Schematic comparison of the stem cell pools and sperm output in mice, monkeys and humans. A) The spermatogenic lineage in mice features a relatively small pool of A_s, A_pr and A_al undifferentiated spermatogonia (0.3% of germ cells). However, with about 12 transit amplifying divisions between stem cells and sperm (see Fig. 1), the small pool of stem cells produced 40 million sperm per gram of testicular tissue per day. B) The spermatogenic lineage in monkeys features a relatively larger pool of Adark/Apale spermatogonia (4% of germ cells) and this compensates for the reduced number of transit amplying divisions between stem cell and sperm. Sperm output in monkeys is similar to mice: 41 million sperm per gram of testicular tissue per day. C) The spermatogenic lineage in humans features the largest pool of undifferentiated Adark/Apale spermatogonia (22% of germ cells). However, with only one transit amplifying division of differentiated spermatogonia, sperm output in humans is reduced to 4.4 million sperm per gram of testicular tissue per day. Thus distinguishing features of spermatogenic lineage development in mice, monkeys and men include 1) the size of the pool of undifferentiated stem/progenitor spermatogonia; 2) the number of transit amplifying divisions in differentiated spermatogonia and 3) sperm output.

Fig. 3

Spermatogonial markers in rodents, monkeys and humans. A) Rodents; B) Monkeys; C) Humans. Several markers are conserved from rodents to monkeys to humans, suggesting their importance in spermatogenic lineage development.

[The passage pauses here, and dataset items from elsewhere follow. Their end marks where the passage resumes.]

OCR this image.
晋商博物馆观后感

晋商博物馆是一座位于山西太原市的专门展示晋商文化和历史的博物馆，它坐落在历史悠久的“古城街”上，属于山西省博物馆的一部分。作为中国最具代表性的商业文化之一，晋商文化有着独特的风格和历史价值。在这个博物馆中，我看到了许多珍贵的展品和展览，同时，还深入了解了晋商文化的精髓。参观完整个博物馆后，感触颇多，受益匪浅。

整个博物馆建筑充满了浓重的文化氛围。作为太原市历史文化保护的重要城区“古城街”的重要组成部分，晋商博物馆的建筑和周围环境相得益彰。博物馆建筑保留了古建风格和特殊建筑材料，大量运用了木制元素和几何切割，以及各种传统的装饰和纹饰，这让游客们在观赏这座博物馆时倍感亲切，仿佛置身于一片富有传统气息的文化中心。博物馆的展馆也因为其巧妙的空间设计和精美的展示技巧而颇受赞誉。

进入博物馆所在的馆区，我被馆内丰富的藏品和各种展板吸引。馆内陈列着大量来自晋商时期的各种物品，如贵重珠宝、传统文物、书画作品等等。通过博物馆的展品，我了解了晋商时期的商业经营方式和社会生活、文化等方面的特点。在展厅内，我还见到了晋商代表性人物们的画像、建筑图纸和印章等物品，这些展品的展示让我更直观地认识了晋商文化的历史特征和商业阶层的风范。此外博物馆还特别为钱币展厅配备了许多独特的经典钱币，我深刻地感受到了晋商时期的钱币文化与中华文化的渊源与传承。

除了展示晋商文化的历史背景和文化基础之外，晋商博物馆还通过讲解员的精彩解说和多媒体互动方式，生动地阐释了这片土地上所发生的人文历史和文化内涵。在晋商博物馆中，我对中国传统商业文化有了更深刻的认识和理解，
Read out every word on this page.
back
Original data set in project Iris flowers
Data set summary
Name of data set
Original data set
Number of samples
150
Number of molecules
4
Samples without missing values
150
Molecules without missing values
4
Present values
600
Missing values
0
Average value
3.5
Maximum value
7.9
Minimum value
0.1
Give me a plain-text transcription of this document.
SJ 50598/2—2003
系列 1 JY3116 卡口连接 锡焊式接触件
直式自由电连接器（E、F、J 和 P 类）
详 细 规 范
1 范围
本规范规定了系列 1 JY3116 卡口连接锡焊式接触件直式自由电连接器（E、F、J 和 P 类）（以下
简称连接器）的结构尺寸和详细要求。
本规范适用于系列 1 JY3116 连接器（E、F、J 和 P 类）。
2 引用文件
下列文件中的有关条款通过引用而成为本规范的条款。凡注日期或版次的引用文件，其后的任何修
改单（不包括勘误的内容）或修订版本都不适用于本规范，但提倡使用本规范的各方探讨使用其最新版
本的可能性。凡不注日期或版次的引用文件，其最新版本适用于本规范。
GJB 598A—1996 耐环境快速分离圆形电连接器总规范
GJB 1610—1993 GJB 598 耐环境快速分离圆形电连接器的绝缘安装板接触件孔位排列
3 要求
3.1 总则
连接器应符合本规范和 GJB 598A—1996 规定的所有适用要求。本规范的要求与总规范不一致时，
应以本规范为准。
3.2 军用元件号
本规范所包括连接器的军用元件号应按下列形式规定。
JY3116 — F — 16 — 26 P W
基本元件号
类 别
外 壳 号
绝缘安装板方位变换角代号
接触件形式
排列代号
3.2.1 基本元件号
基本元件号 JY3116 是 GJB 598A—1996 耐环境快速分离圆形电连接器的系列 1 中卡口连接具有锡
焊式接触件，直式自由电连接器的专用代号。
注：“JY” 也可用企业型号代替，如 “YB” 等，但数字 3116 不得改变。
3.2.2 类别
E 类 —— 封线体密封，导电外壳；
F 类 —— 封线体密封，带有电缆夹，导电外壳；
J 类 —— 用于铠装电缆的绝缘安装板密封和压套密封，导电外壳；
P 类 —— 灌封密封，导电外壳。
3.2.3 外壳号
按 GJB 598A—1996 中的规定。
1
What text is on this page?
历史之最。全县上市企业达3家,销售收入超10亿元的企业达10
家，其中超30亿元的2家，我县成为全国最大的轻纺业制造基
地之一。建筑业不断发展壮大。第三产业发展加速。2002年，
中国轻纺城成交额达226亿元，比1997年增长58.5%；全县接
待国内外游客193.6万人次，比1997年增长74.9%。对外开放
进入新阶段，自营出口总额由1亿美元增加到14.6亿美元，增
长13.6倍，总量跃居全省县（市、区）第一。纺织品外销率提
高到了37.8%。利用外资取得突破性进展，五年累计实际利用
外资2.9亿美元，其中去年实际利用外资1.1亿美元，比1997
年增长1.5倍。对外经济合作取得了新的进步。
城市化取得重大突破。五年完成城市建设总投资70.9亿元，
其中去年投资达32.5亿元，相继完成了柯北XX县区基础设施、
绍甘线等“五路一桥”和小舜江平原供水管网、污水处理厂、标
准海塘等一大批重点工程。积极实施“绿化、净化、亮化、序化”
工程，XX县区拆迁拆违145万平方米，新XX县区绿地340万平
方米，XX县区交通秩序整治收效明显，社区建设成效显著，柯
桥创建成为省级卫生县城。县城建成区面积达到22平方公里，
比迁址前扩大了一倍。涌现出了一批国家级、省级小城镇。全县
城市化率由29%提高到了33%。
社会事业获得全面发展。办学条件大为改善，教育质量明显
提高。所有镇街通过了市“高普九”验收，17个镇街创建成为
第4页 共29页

GFRa1, PLZF, SALL4 and LIN28 are conserved markers of undifferentiated spermatogonia. cKIT is a conserved marker of differentiating/differentiated spermatogonia. The following references describe markers in this figure that were not referenced elsewhere in the text: NGN3 (Yoshida et al., 2004); SOHLH1 (Ballow et al., 2006).

Fig. 4

Histological and immunohistochemical evaluation of A_dark and A_pale spermatogonia in monkeys and humans. Periodic acid, Schiffs’ and Hematoxylin (PAS-H) staining in monkey (A and C) and human (B and D) testis section reveals A_dark (black arrows) and A_pale (red arrows) spermatogonia on the basement membrane of the seminiferous tubules. The sub-population of A_dark spermatogonia with a rarefraction zone are indicated by a green arrow in (B). Colorimetric staining for UTF1 (brown color) with PAS-H staining confirms that UTF1 is a conserved marker of most, but not all A_dark (black arrow) and A_pale (red arrows) spermatogonia in monkey (C) and Human (D) testes. (For interpretation of the references to color in this figure legend, the reader is referred to the web version of this article.)